Per ultimo, ma non davvero ultimo, molti bambini e ragazzi con disabilità, privati anche di quegli educatori che normalmente affiancano gli insegnanti durante la scuola “normale”, hanno vissuto situazioni veramente pesanti assieme alle proprie famiglie.
Questo panorama, c’è da dire, ha solamente sfiorato la nostra Associazione, che ha lottato contro quegli Enti che ingiungevano la sospensione del servizio da parte dei nostri educatori, e si è assunta persino le spese per la loro retribuzione e formazione fino a strapparne il reimpiego.
Questa situazione ha permesso di sviluppare autonomie e capacità di adattamento che personalmente non avrei saputo immaginare nei nostri bambini e ragazzi, ma nemmeno in alcuni degli educatori.

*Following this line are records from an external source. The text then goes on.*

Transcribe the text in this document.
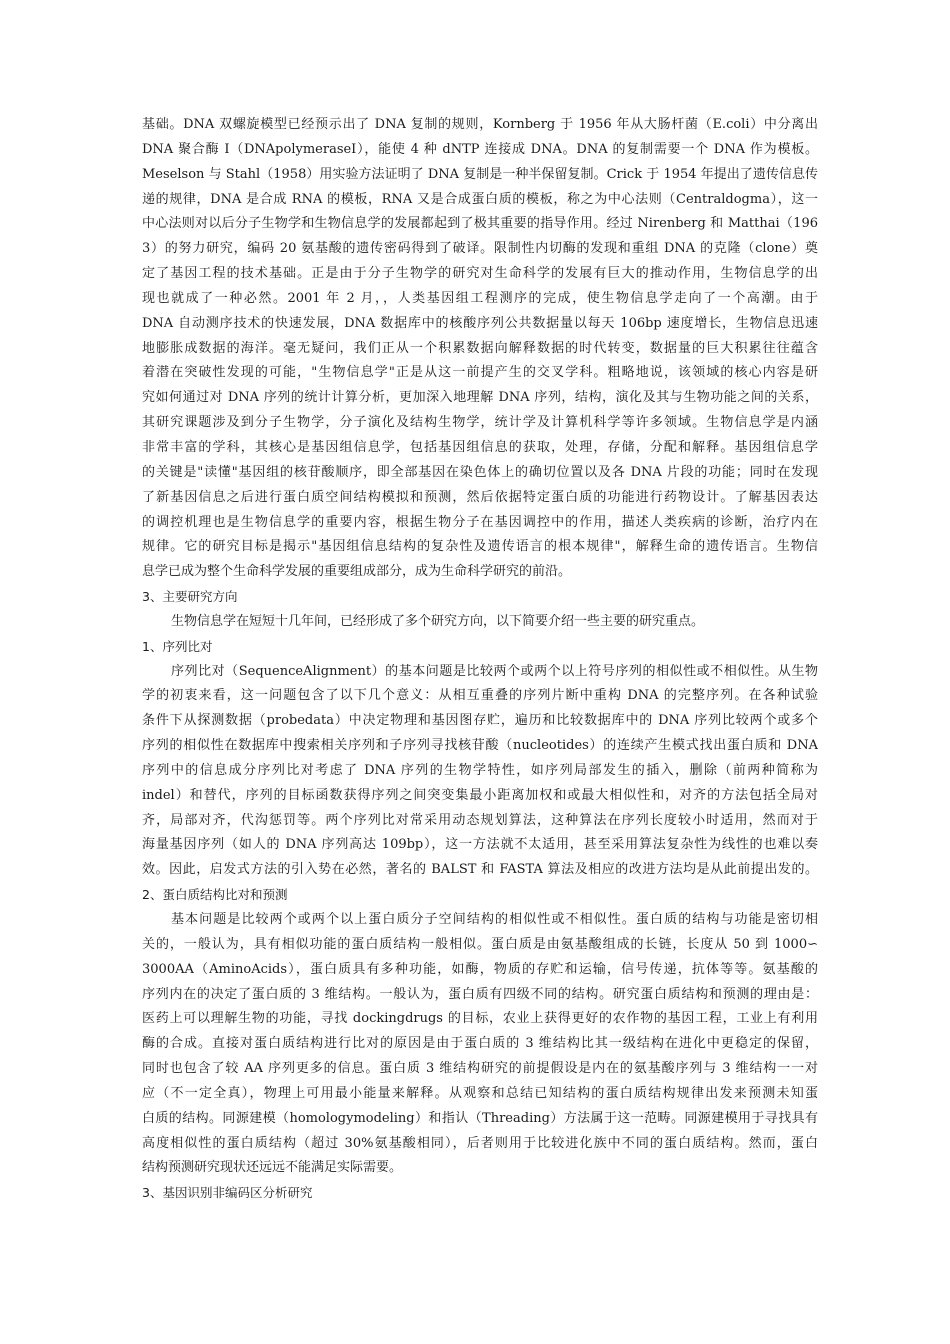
基础。DNA 双螺旋模型已经预示出了 DNA 复制的规则，Kornberg 于 1956 年从大肠杆菌（E.coli）中分离出
DNA 聚合酶 I（DNApolymeraseI），能使 4 种 dNTP 连接成 DNA。DNA 的复制需要一个 DNA 作为模板。
Meselson 与 Stahl（1958）用实验方法证明了 DNA 复制是一种半保留复制。Crick 于 1954 年提出了遗传信息传
递的规律，DNA 是合成 RNA 的模板，RNA 又是合成蛋白质的模板，称之为中心法则（Centraldogma），这一
中心法则对以后分子生物学和生物信息学的发展都起到了极其重要的指导作用。经过 Nirenberg 和 Matthai（196
3）的努力研究，编码 20 氨基酸的遗传密码得到了破译。限制性内切酶的发现和重组 DNA 的克隆（clone）奠
定了基因工程的技术基础。正是由于分子生物学的研究对生命科学的发展有巨大的推动作用，生物信息学的出
现也就成了一种必然。2001 年 2 月，，人类基因组工程测序的完成，使生物信息学走向了一个高潮。由于
DNA 自动测序技术的快速发展，DNA 数据库中的核酸序列公共数据量以每天 106bp 速度增长，生物信息迅速
地膨胀成数据的海洋。毫无疑问，我们正从一个积累数据向解释数据的时代转变，数据量的巨大积累往往蕴含
着潜在突破性发现的可能，"生物信息学"正是从这一前提产生的交叉学科。粗略地说，该领域的核心内容是研
究如何通过对 DNA 序列的统计计算分析，更加深入地理解 DNA 序列，结构，演化及其与生物功能之间的关系，
其研究课题涉及到分子生物学，分子演化及结构生物学，统计学及计算机科学等许多领域。生物信息学是内涵
非常丰富的学科，其核心是基因组信息学，包括基因组信息的获取，处理，存储，分配和解释。基因组信息学
的关键是"读懂"基因组的核苷酸顺序，即全部基因在染色体上的确切位置以及各 DNA 片段的功能；同时在发现
了新基因信息之后进行蛋白质空间结构模拟和预测，然后依据特定蛋白质的功能进行药物设计。了解基因表达
的调控机理也是生物信息学的重要内容，根据生物分子在基因调控中的作用，描述人类疾病的诊断，治疗内在
规律。它的研究目标是揭示"基因组信息结构的复杂性及遗传语言的根本规律"，解释生命的遗传语言。生物信
息学已成为整个生命科学发展的重要组成部分，成为生命科学研究的前沿。
3、主要研究方向
生物信息学在短短十几年间，已经形成了多个研究方向，以下简要介绍一些主要的研究重点。
1、序列比对
序列比对（SequenceAlignment）的基本问题是比较两个或两个以上符号序列的相似性或不相似性。从生物
学的初衷来看，这一问题包含了以下几个意义：从相互重叠的序列片断中重构 DNA 的完整序列。在各种试验
条件下从探测数据（probedata）中决定物理和基因图存贮，遍历和比较数据库中的 DNA 序列比较两个或多个
序列的相似性在数据库中搜索相关序列和子序列寻找核苷酸（nucleotides）的连续产生模式找出蛋白质和 DNA
序列中的信息成分序列比对考虑了 DNA 序列的生物学特性，如序列局部发生的插入，删除（前两种简称为
indel）和替代，序列的目标函数获得序列之间突变集最小距离加权和或最大相似性和，对齐的方法包括全局对
齐，局部对齐，代沟惩罚等。两个序列比对常采用动态规划算法，这种算法在序列长度较小时适用，然而对于
海量基因序列（如人的 DNA 序列高达 109bp），这一方法就不太适用，甚至采用算法复杂性为线性的也难以奏
效。因此，启发式方法的引入势在必然，著名的 BALST 和 FASTA 算法及相应的改进方法均是从此前提出发的。
2、蛋白质结构比对和预测
基本问题是比较两个或两个以上蛋白质分子空间结构的相似性或不相似性。蛋白质的结构与功能是密切相
关的，一般认为，具有相似功能的蛋白质结构一般相似。蛋白质是由氨基酸组成的长链，长度从 50 到 1000∽
3000AA（AminoAcids），蛋白质具有多种功能，如酶，物质的存贮和运输，信号传递，抗体等等。氨基酸的
序列内在的决定了蛋白质的 3 维结构。一般认为，蛋白质有四级不同的结构。研究蛋白质结构和预测的理由是：
医药上可以理解生物的功能，寻找 dockingdrugs 的目标，农业上获得更好的农作物的基因工程，工业上有利用
酶的合成。直接对蛋白质结构进行比对的原因是由于蛋白质的 3 维结构比其一级结构在进化中更稳定的保留，
同时也包含了较 AA 序列更多的信息。蛋白质 3 维结构研究的前提假设是内在的氨基酸序列与 3 维结构一一对
应（不一定全真），物理上可用最小能量来解释。从观察和总结已知结构的蛋白质结构规律出发来预测未知蛋
白质的结构。同源建模（homologymodeling）和指认（Threading）方法属于这一范畴。同源建模用于寻找具有
高度相似性的蛋白质结构（超过 30%氨基酸相同），后者则用于比较进化族中不同的蛋白质结构。然而，蛋白
结构预测研究现状还远远不能满足实际需要。
3、基因识别非编码区分析研究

L’aspetto della didattica a distanza ha dunque rappresentato per molti anche un valore aggiunto e ciò deve portare a maggior formazione per allievi e insegnanti, ma soprattutto le moderne tecnologie non vanno abbandonate con l’intenzione di favorire la ripresa di una scuola troppo tradizionale.
Ora, dunque, attendiamo con fiducia la ripresa della scuola a settembre, immaginando che la riflessione su quanto è accaduto, nel male e nel bene, dia frutti che ci pongano di fronte a una scuola nuova, come un “vestito su misura”, capace di informare formando e soprattutto di educare (ossia di “portare fuori”), di attivare le risorse palesi e nascoste che si trovano dentro ogni bambino o ragazzo, e se dico “proprio in tutti” ci capiamo, vero?